The members chose to go into the studio and work with a familiar face on Up in the Attic, Jim Wirt, who had produced Greatest Hits. “We've just always admired him – he's a musician and a lot of producers can't sing or play an instrument. When someone gives you advice or tells you how to change your song, I appreciate it more when they actually know what they're talking about hands on, and he's one of those guys.

The group's past is not only incorporated into Attic through Wirt, but also on the CD's cover art that was done by Mitchell's wife. He recalls, “We talked about putting stuff you'd find in an attic that pertain to songs from past albums on the cover. We were like put a pink teakettle on there 'cause we have an old song called ‘Pink Tea' and a Rubik's Cube because I say that in a song. That was fun for us, and the true, die-hard fans will get a kick out it.”

Ant Farm's fans will also get a kick out of BUSted. Not only does the DVD feature concert footage, but a tour diary that Cosgrove refers to as “Boys Gone Wild.”

Mitchell explains, “It's a lot of my nudity and me being pretty homosexual. I've seen other DVDs with bands that are like, ‘check us out with chicks' and I think it's so fake and stupid.
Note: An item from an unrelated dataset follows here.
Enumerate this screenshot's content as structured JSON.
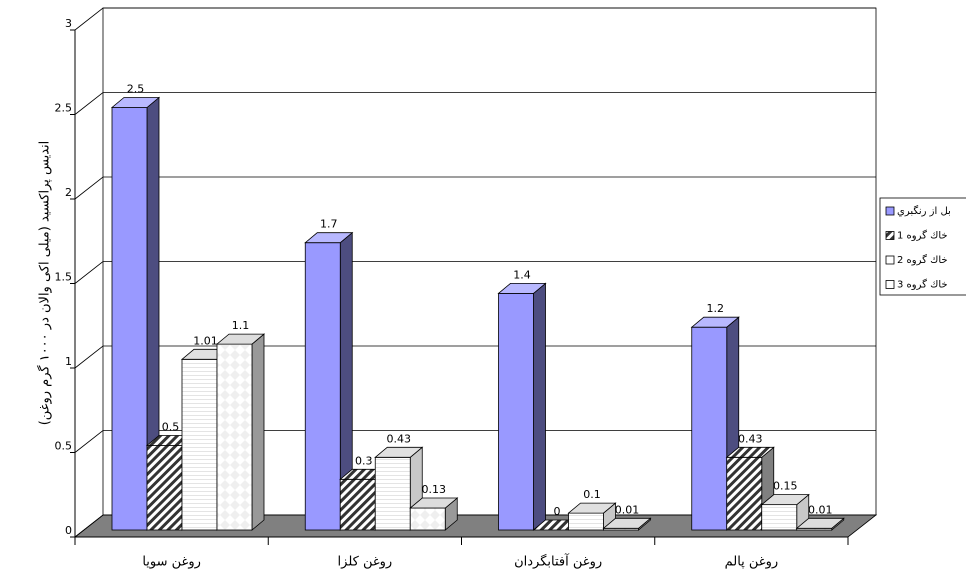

I just thought it seems so hilarious for me to do the opposite, ‘look at me with all my boys!' There's 100 scenes in there that most people would not want people to see and I just don't really care. Either way I'm not trying to guard it or be like, ‘hey, look how crazy I am.' This is what was happening.”

The frank honesty that Mitchell displays on the DVD also leaks into the lyrics he puts forth on Attic.

“I just nerded out on the music and started turning old diary entries into rhyming bits … It's cool to have these moments that were conversations with myself that were never intended or meant to be thrown into a record. I just think other people have to be writing the same kind of thoughts down. So, I just thought I'd bring it to the songs.”

When asked what items might possibly be in his own attic Mitchell says, “I have old diaries and memorabilia from past relationships – a couple of shoeboxes full of old photos and stuff that I feel dumb just tossing out because it's an important part of my past.”

This philosophy of holding onto important things from the past, both the good and bad, definitely holds true for the band in general. The men of Alien Ant Farm have cleared out the cobwebs from their attic and are ready to embrace whatever the future might throw at them.